Creating a simple Copy Data in Azure Data Factory can gives headaches sometimes. Getting an exception type of Microsoft.DataTransfer.Common.Shared.PluginRuntimeException. dataConsistencyVerification says VerificationResult is Unsupported. There was nothing fancy setup. It was a copy data with a source of anonymous api endpoint with an x-api-key header attached. It was sinked to a data lake landing zone with one-to-one mapping and settings that enables staging to the data lake storage account.

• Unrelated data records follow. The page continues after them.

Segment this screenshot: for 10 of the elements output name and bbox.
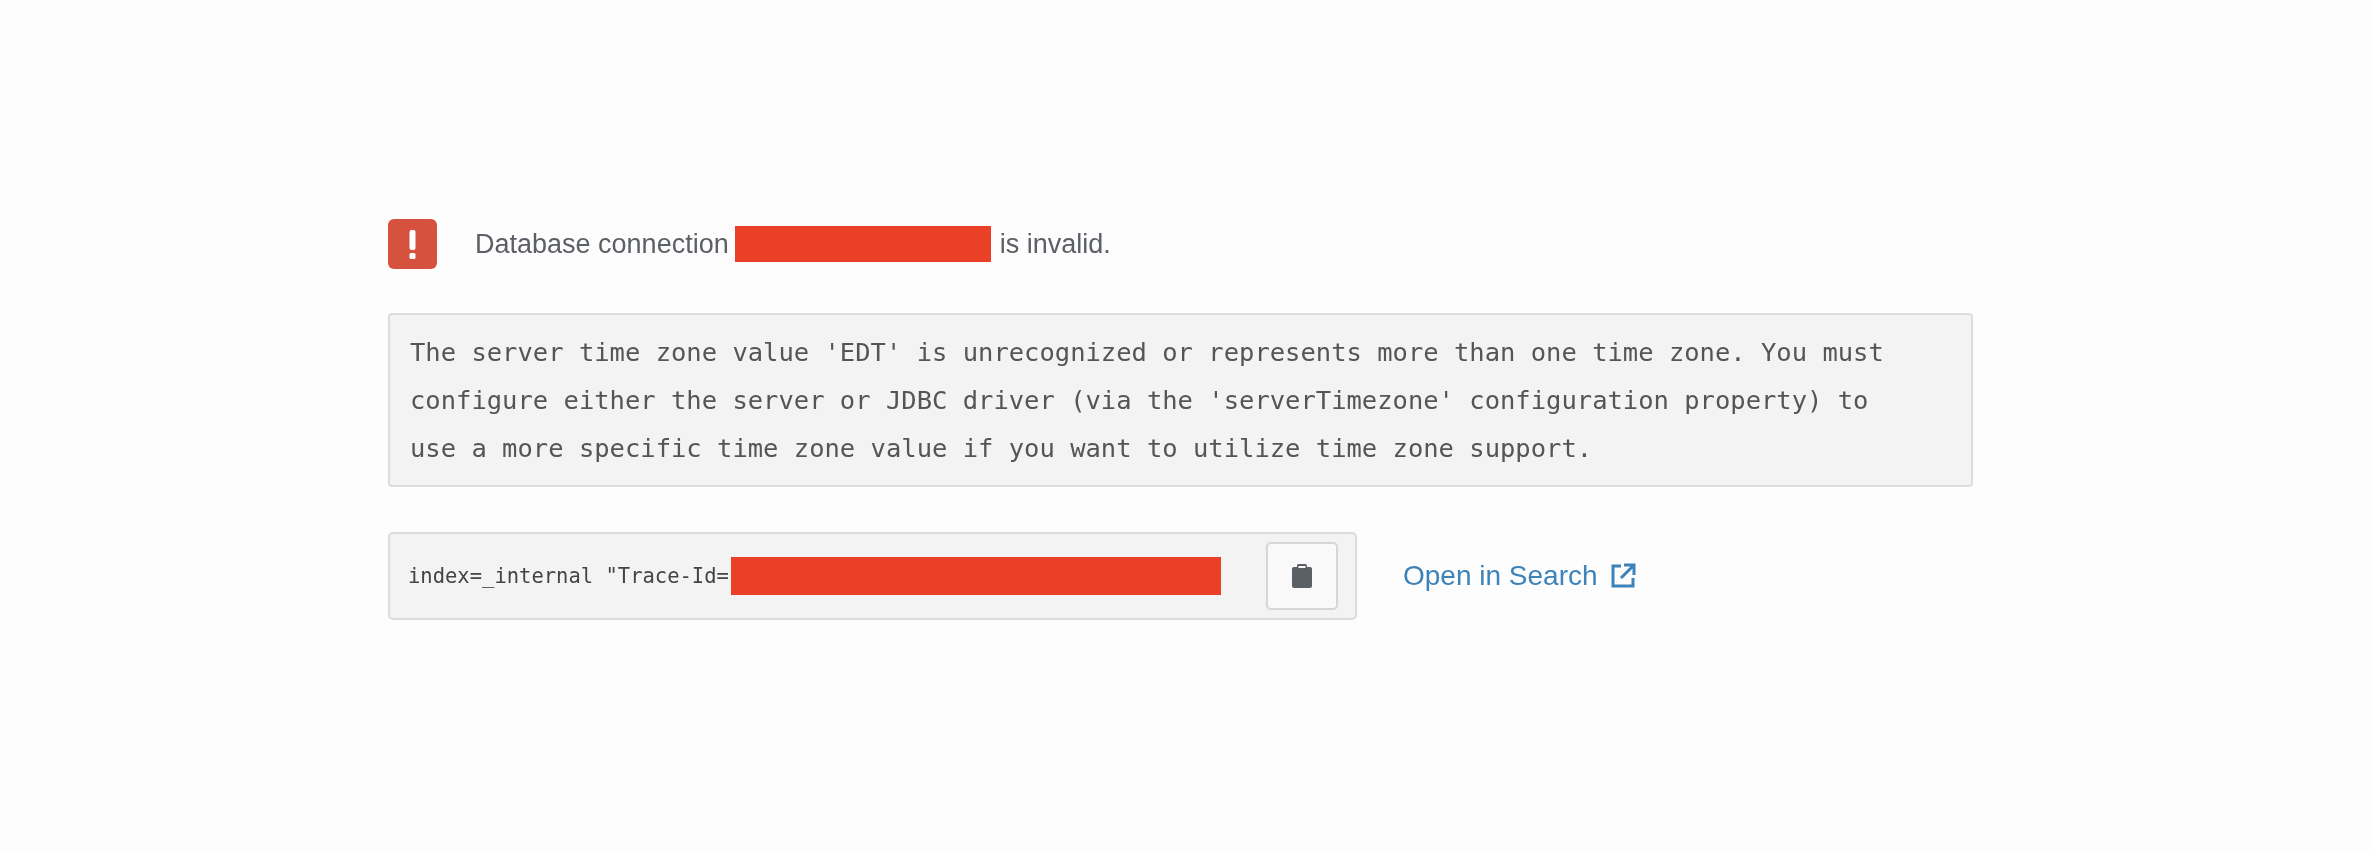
copy-button[interactable] xyxy=(1266,542,1338,610)
query-text: index=_internal "Trace-Id= xyxy=(408,562,729,590)
error-message: is invalid. xyxy=(999,227,1111,261)
open-in-search-link[interactable]: Open in Search xyxy=(1403,555,1636,597)
error-message: Database connection xyxy=(475,227,729,261)
external-link-icon xyxy=(1609,563,1636,589)
error-details: The server time zone value 'EDT' is unrecognized or represents more than one time zone. You must configure either the server or JDBC driver (via the 'serverTimezone' configuration property) to use a more specific time zone value if you want to utilize time zone support. xyxy=(410,336,1885,465)
query-field[interactable]: index=_internal "Trace-Id= xyxy=(388,532,1357,620)
error-icon xyxy=(388,219,437,269)
clipboard-icon xyxy=(1292,564,1312,588)
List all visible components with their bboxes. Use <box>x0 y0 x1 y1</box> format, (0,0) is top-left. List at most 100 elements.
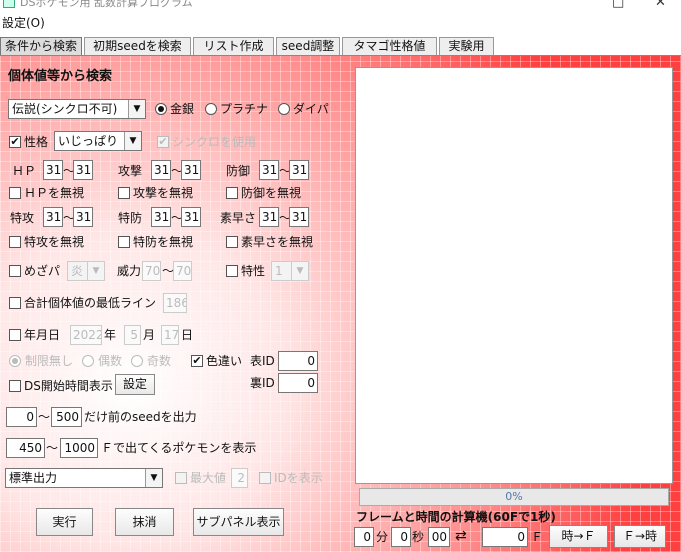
version-pt-label: プラチナ <box>220 102 269 116</box>
ignore-spe-checkbox[interactable] <box>226 236 238 248</box>
month-unit: 月 <box>143 328 156 342</box>
other-checkbox[interactable] <box>259 472 271 484</box>
calc-seconds-input[interactable]: 0 <box>391 527 411 547</box>
ignore-atk-label: 攻撃を無視 <box>133 186 194 200</box>
stat-spa-min[interactable]: 31 <box>43 207 63 227</box>
menu-settings[interactable]: 設定(O) <box>2 16 45 30</box>
max-input[interactable]: 2 <box>231 468 248 488</box>
ds-time-settings-button[interactable]: 設定 <box>115 374 155 395</box>
ignore-spa-label: 特攻を無視 <box>24 235 85 249</box>
time-to-frame-button[interactable]: 時→Ｆ <box>549 525 608 548</box>
stat-def-min[interactable]: 31 <box>259 160 279 180</box>
tab-search-conditions[interactable]: 条件から検索 <box>0 37 82 55</box>
hidden-power-checkbox[interactable] <box>9 265 21 277</box>
sid-input[interactable]: 0 <box>278 373 318 393</box>
chevron-down-icon[interactable]: ▼ <box>291 262 308 280</box>
day-input[interactable]: 17 <box>161 325 179 345</box>
ignore-def-checkbox[interactable] <box>226 187 238 199</box>
stat-atk-min[interactable]: 31 <box>151 160 171 180</box>
ability-label: 特性 <box>241 264 266 278</box>
power-min[interactable]: 70 <box>142 261 161 281</box>
parity-odd-label: 奇数 <box>147 354 172 368</box>
power-max[interactable]: 70 <box>173 261 192 281</box>
radio-parity-odd[interactable] <box>131 355 143 367</box>
ability-checkbox[interactable] <box>226 265 238 277</box>
chevron-down-icon[interactable]: ▼ <box>87 262 104 280</box>
tab-initial-seed[interactable]: 初期seedを検索 <box>84 37 191 55</box>
ignore-spe-label: 素早さを無視 <box>241 235 314 249</box>
section-heading: 個体値等から検索 <box>8 69 113 84</box>
chevron-down-icon[interactable]: ▼ <box>145 469 162 487</box>
stat-def-max[interactable]: 31 <box>289 160 309 180</box>
stat-spa-max[interactable]: 31 <box>73 207 93 227</box>
frame-to-time-button[interactable]: Ｆ→時 <box>614 525 666 548</box>
chevron-down-icon[interactable]: ▼ <box>124 132 141 150</box>
ability-value: 1 <box>275 264 283 278</box>
frame-range-max[interactable]: 1000 <box>60 438 98 458</box>
stat-hp-max[interactable]: 31 <box>73 160 93 180</box>
other-label: IDを表示 <box>274 471 323 485</box>
tid-input[interactable]: 0 <box>278 351 318 371</box>
ds-time-checkbox[interactable] <box>9 380 21 392</box>
tab-list[interactable]: リスト作成 <box>193 37 274 55</box>
tid-label: 表ID <box>250 354 275 368</box>
output-mode-value: 標準出力 <box>9 471 58 485</box>
radio-parity-none[interactable] <box>9 355 21 367</box>
max-checkbox[interactable] <box>175 472 187 484</box>
radio-parity-even[interactable] <box>82 355 94 367</box>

"Message": "ErrorCode=AzureDatabricksCommandError,Hit an error when running the command in Azure Databricks. Error details: org.apache.spark.SparkException: Job aborted.\r\nCaused by: org.apache.spark.SparkException: Job aborted due to stage failure: Task 0 in stage 120749.0 failed 1 times, most recent failure: Lost task 0.0 in stage 120749.0 (TID 121214) (... executor driver):
org.apache.spark.SparkException: Task failed while writing rows.\r\n
Caused by: com.databricks.sql.io.FileReadException: Error while reading file abfss:REDACTED_LOCAL_PART@...dfs.core.windows.net/staging/.../AzureDatabricksDeltaLakeImportCommand/data_...txt.\r\nCaused by: org.apache.spark.SparkException: Malformed records are detected in record parsing.
Parse Mode: FAILFAST. To process malformed records as null result, try setting the option 'mode' as 'PERMISSIVE'.\r\n
Caused by: org.apache.spark.sql.catalyst.util.BadRecordException: org.apache.spark.sql.catalyst.csv.MalformedCSVException: Malformed CSV record\r\nCaused by: org.apache.spark.sql.catalyst.csv.MalformedCSVException: Malformed CSV record\r\nCaused by: org.apache.spark.SparkException: Task failed while writing rows.\r\nCaused by: com.databricks.sql.io.FileReadException: Error while reading file abfss:REDACTED_LOCAL_PART@...dfs.core.windows.net/staging/.../AzureDatabricksDeltaLakeImportCommand/data_...txt.\r\n
Caused by: org.apache.spark.SparkException: Malformed records are detected in record parsing. Parse Mode: FAILFAST. To process malformed records as null result, try setting the option 'mode' as 'PERMISSIVE'.\r\n
Caused by: org.apache.spark.sql.catalyst.util.BadRecordException: org.apache.spark.sql.catalyst.csv.MalformedCSVException: Malformed CSV record\r\nCaused by: org.apache.spark.sql.catalyst.csv.MalformedCSVException: Malformed CSV record."
Going through the error message it’s not directly clean at first glance what’s going wrong besides it identified some malformed csv record.
But finding the course of error:
Task failed while writing rows.\r\n
It turned out one of the fields could contain new line escape character. Which Data Factory can’t handle unfortunately.
There are two ways to go about this. Either do the whole request and mapping in Databricks instead or change the Sink setting of your Copy Data pipeline to use a json or whatever format you have it in instead.
It doesn’t get ride of the problem, but now we at least have the data stored in our staging storage account. Here on out we can not handle these new line escape character in Databricks or Data Flow pipeline.